Lo que sí es política cultural es educar y no asesinar el idioma, y aun “aportes” de invitados (en este caso del transporte, que también deben ser re-educados para hablar en los medios) muchos profesionales repiten palabras como aperturar y aperturamientos, o en “la cajita” escriben “celebrativo”. Ya no se promueven competencias; solo se promocionan “competiciones”. Se mal emplea “visualizar”, y peor aún “visionar”. Apunté de “la cajita” el sábado 16 de junio de 2018 al reseñar el filme Equipaje mortal, “un tipo” que cruza la frontera… ¿cómo explicar a un aspirante a la Universidad que lo suspendemos en español por coloquialismos, frente a tales ejemplos? O la expresión “de gratis”, que he comprobado inducida hasta en profesores de español en universidades; o capacidad “innovativa” (ahora por funcionarios de biología con la farmacéutica en el Noticiero del martes 17 de julio de 2018); mi estimada colega la Dra. Yareira Puig agregaba haber oído “riquera”, “repitancia”, “respetancia”, “gozancia”… y aún no sabemos qué es “sotangló”; si el vocablo existe, ha de explicarse; a fines de abril escuché una comentarista que para desacreditar más, condenaba las “mentiras falsas”. Por fortuna, el viernes 28 de septiembre la periodista Maura Suárez habló del abuso perjudicial del mal llamado lenguaje de género; al menos eso, debieran retomarse los tan instructivos, amenos y acertados spots sobre el idioma, entre otros.

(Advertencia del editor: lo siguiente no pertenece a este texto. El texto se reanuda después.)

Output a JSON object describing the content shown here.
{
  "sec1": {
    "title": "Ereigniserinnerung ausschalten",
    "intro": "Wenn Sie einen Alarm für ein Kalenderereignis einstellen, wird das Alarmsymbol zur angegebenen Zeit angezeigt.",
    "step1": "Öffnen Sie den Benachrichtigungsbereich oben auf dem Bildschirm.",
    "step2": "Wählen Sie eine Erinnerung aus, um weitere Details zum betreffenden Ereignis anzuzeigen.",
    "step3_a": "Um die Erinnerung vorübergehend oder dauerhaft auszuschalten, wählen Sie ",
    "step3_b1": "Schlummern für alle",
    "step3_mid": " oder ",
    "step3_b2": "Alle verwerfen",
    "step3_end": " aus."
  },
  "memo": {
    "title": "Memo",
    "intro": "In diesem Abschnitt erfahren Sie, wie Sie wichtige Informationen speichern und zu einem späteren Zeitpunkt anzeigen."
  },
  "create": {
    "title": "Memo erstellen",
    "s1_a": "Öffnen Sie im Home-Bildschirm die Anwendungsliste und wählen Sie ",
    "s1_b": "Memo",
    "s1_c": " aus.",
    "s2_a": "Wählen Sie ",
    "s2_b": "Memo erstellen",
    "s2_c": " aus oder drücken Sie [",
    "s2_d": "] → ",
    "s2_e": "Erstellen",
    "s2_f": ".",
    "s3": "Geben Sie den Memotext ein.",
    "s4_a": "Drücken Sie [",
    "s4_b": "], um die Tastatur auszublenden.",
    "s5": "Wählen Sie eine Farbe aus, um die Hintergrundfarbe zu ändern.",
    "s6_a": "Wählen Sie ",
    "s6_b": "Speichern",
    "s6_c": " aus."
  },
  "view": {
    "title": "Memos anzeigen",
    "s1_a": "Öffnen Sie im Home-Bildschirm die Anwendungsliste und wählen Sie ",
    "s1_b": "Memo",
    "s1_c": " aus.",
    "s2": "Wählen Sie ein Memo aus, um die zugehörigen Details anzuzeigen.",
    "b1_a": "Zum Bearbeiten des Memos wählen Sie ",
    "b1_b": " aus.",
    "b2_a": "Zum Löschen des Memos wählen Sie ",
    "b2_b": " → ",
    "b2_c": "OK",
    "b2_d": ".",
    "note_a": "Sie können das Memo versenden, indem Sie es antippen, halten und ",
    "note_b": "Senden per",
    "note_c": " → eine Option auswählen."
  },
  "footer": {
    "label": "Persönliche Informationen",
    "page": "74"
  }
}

Suele haber malas traducciones de aprendices extranjeros de tan complicado idioma que es el castellano, o de nativos que no conocieron bien su idioma materno, o que lo han tergiversado con la práctica cotidiana de otros idiomas en otros países; es una buena hipótesis, pero lo educativo de la televisión no debe limitarse a dos canales y a sus nombres, y mucho menos a censurar besos entre dos hombres, censura que mal educa y es base de intolerancias y odio, antesala al bullyng agresivo e incluso, a homicidios.
En otros renglones, en el espacio para adolescentes Quédate conmigo (Cubavisión, 6 a 6:30 pm, lunes 18 de junio de 2018) se dedicó a la recreación y la ruralidad, término que surge como contraposición de urbanidad pero no contextualizaron; apuntaron que en lo rural el hombre (con tanto discurso seudo-feminista, aquí sí cabría muy bien decir “el ser humano”) tiene mucha más relación con la naturaleza, ignorando la naturaleza y “lo natural” en cada contexto urbano, que tanto urge re-educar, y los daños y anti-natural que también sufren contextos rurales, más allá de que la realidad trasciende con creces a lo urbano y lo rural; por no detenernos en que “lo cubano nace del campo” y es donde sí vive “gente buena”… ¿y aquellas villas, y las ciudades, cada vez más habitadas? En vísperas de los 500 años de La Habana en el norte y festejando por más de un lustro tantas otras ciudades cubanas, ¿no merecen que se disminuyan las dosis vejatorias y el regionalismo que tanto ha dañado nuestra historia? La homofobia degrada a todos, pero también todo esto, y sí es de la política cultural ponerle freno, y darle vuelco atrás.